In this work, we study the numerical approximation of minimizers of the Ginzburg-Landau free energy, a common model to describe the behavior of superconductors under magnetic fields. The unknowns are the order parameter, which characterizes the density of superconducting charge carriers, and the magnetic vector potential, which allows to deduce the magnetic field that penetrates the superconductor. Physically important and numerically challenging are especially settings which involve lattices of quantized vortices which can be formed in materials with a large Ginzburg-Landau parameter $\kappa$. In particular, $\kappa$ introduces a severe mesh resolution condition for numerical approximations.
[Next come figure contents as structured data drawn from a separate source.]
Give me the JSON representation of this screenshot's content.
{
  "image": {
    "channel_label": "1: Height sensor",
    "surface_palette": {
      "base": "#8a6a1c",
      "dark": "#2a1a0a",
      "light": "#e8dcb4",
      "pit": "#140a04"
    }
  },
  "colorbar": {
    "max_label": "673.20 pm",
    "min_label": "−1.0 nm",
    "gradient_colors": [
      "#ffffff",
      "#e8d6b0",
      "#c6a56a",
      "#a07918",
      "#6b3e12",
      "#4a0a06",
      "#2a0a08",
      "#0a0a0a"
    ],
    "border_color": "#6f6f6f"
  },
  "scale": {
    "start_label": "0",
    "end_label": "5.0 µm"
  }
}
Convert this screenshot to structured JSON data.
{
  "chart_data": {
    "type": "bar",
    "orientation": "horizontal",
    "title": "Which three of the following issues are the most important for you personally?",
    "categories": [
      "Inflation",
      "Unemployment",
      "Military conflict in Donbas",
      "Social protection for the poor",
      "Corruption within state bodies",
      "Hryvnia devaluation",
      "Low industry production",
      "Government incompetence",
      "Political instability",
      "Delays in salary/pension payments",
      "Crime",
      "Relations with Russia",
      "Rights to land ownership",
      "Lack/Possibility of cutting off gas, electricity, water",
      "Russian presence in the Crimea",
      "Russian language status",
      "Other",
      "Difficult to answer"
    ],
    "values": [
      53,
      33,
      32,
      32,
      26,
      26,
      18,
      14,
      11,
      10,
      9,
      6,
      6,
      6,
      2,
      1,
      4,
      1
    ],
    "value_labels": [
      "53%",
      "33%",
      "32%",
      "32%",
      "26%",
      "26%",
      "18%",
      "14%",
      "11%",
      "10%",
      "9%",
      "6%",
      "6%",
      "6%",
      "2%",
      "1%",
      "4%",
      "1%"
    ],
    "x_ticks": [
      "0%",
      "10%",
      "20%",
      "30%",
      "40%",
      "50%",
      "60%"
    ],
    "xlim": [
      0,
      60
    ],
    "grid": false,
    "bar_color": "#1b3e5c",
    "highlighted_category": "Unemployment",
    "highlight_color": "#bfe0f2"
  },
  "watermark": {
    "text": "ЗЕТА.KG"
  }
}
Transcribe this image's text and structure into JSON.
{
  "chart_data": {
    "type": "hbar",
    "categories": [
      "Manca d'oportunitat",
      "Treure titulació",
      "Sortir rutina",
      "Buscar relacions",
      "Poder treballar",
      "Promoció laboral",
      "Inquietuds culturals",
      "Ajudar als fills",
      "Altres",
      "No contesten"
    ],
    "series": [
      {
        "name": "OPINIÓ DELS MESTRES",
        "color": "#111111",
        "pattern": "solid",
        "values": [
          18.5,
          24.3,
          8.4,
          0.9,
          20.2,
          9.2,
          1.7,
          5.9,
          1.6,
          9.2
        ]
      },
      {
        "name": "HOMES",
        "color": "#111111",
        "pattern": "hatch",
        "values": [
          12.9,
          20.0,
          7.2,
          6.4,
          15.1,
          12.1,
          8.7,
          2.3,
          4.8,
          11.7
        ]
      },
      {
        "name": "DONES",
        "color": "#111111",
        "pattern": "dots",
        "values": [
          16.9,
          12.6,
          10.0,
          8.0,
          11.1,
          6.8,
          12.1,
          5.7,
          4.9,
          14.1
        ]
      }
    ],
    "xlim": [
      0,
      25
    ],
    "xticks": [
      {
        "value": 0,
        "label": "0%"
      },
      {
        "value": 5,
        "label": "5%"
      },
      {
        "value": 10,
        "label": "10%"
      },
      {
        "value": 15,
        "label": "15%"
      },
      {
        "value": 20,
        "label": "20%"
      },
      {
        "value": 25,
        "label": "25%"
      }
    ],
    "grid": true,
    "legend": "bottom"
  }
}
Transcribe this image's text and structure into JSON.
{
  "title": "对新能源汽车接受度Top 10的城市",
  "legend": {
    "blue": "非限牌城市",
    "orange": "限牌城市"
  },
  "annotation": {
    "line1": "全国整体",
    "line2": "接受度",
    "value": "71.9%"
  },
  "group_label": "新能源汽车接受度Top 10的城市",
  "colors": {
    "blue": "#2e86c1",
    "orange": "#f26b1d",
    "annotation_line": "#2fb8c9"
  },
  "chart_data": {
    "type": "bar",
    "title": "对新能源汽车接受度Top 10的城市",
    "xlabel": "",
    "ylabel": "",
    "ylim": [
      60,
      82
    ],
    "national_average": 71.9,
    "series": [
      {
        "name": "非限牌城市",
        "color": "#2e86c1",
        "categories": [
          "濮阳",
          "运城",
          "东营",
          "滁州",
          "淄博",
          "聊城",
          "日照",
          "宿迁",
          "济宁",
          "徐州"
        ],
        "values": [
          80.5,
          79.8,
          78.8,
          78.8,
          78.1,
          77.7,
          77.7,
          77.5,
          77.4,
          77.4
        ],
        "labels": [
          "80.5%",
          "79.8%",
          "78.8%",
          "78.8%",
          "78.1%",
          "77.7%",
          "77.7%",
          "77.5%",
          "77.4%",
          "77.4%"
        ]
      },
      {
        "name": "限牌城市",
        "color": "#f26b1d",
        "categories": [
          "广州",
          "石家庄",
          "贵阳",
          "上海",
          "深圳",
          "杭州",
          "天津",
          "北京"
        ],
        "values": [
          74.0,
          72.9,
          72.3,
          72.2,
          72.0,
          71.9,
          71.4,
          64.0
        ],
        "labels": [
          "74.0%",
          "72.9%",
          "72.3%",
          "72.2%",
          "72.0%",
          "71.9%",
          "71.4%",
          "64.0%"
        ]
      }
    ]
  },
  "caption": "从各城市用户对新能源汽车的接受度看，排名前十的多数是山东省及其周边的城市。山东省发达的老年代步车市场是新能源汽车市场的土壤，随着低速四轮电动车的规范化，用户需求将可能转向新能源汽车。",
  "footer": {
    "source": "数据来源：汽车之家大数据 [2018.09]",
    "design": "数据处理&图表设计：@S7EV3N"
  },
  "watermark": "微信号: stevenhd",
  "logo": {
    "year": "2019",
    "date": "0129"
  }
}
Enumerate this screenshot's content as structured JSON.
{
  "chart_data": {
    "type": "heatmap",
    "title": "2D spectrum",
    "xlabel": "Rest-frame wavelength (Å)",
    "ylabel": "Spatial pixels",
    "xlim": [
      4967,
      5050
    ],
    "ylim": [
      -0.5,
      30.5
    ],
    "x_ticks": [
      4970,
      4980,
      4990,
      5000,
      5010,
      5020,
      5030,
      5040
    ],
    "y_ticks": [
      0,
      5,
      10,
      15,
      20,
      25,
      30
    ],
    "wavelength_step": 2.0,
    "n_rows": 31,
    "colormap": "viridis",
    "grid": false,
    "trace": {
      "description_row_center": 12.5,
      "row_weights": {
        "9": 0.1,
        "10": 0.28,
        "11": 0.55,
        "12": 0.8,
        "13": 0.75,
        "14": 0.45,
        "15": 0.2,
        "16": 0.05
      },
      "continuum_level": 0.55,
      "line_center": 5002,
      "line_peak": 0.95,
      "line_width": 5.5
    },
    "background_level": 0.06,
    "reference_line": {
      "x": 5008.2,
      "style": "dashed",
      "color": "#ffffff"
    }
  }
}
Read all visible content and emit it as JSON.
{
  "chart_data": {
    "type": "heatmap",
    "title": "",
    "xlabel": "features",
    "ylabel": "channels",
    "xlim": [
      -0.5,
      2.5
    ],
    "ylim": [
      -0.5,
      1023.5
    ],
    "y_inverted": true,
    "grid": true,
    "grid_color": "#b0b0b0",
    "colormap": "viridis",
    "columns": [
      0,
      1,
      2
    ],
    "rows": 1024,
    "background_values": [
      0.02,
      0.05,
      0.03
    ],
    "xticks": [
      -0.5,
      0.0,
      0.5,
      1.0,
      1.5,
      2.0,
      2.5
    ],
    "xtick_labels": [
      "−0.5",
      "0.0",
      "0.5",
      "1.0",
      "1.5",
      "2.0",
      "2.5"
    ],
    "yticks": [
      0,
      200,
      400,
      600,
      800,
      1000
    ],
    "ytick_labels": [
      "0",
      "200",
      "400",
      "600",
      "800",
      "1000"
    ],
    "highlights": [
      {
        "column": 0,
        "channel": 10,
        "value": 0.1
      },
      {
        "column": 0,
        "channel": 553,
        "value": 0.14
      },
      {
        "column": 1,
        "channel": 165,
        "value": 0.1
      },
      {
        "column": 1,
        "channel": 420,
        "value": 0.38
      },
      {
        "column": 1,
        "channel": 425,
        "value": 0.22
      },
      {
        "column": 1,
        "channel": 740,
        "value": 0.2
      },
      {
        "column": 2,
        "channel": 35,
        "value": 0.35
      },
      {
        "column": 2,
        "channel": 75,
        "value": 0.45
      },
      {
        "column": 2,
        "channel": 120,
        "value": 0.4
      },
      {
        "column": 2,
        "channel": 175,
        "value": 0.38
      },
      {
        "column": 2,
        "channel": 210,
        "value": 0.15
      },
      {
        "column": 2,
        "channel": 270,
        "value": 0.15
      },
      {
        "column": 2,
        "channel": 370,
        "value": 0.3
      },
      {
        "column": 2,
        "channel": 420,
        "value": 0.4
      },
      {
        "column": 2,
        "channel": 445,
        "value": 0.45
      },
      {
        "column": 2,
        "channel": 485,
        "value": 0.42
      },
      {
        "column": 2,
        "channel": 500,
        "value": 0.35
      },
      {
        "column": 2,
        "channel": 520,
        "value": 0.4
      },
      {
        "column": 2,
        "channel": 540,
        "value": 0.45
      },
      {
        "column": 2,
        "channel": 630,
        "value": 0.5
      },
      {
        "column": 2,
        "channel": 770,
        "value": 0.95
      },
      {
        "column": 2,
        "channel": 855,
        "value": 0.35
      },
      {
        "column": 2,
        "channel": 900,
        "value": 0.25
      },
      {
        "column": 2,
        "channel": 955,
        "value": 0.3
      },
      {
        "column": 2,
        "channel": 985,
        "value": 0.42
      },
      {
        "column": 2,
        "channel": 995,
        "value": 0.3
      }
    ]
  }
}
In order to reduce these computational restrictions, we investigate a particular discretization which is based on mixed meshes where we apply a Lagrange finite element approach for the vector potential and a localized orthogonal decomposition (LOD) approach for the order parameter. We justify the proposed method by a rigorous a-priori error analysis (in $L^2$ and $H^1$) in which we keep track of the influence of $\kappa$ in all error contributions. This allows us to conclude $\kappa$-dependent resolution conditions for the various meshes and which only impose moderate practical constraints compared to a conventional finite element discretization. Finally, our theoretical findings are illustrated by numerical experiments.

翻译：本文研究金兹堡-朗道自由能极小化子的数值逼近问题，该模型常用于描述超导体在磁场中的行为。未知量包括表征超导载流子密度的序参数，以及用于推导穿透超导体的磁场的磁矢势。物理上重要且数值计算具有挑战性的情形尤其涉及具有大金兹堡-朗道参数$\kappa$的材料中可能形成的量子化涡旋晶格。特别地，$\kappa$对数值逼近提出了严格的网格分辨率要求。为降低这些计算限制，我们研究一种基于混合网格的特殊离散化方案：对磁矢势采用拉格朗日有限元方法，对序参数采用局部正交分解（LOD）方法。我们通过严格的先验误差分析（在$L^2$和$H^1$范数下）论证所提方法的合理性，在分析中精确追踪了$\kappa$对所有误差项的影响。这使得我们能够推导出各网格与$\kappa$相关的分辨率条件，与传统有限元离散化相比，这些条件仅施加了适度的实际限制。最后，我们通过数值实验验证理论结果。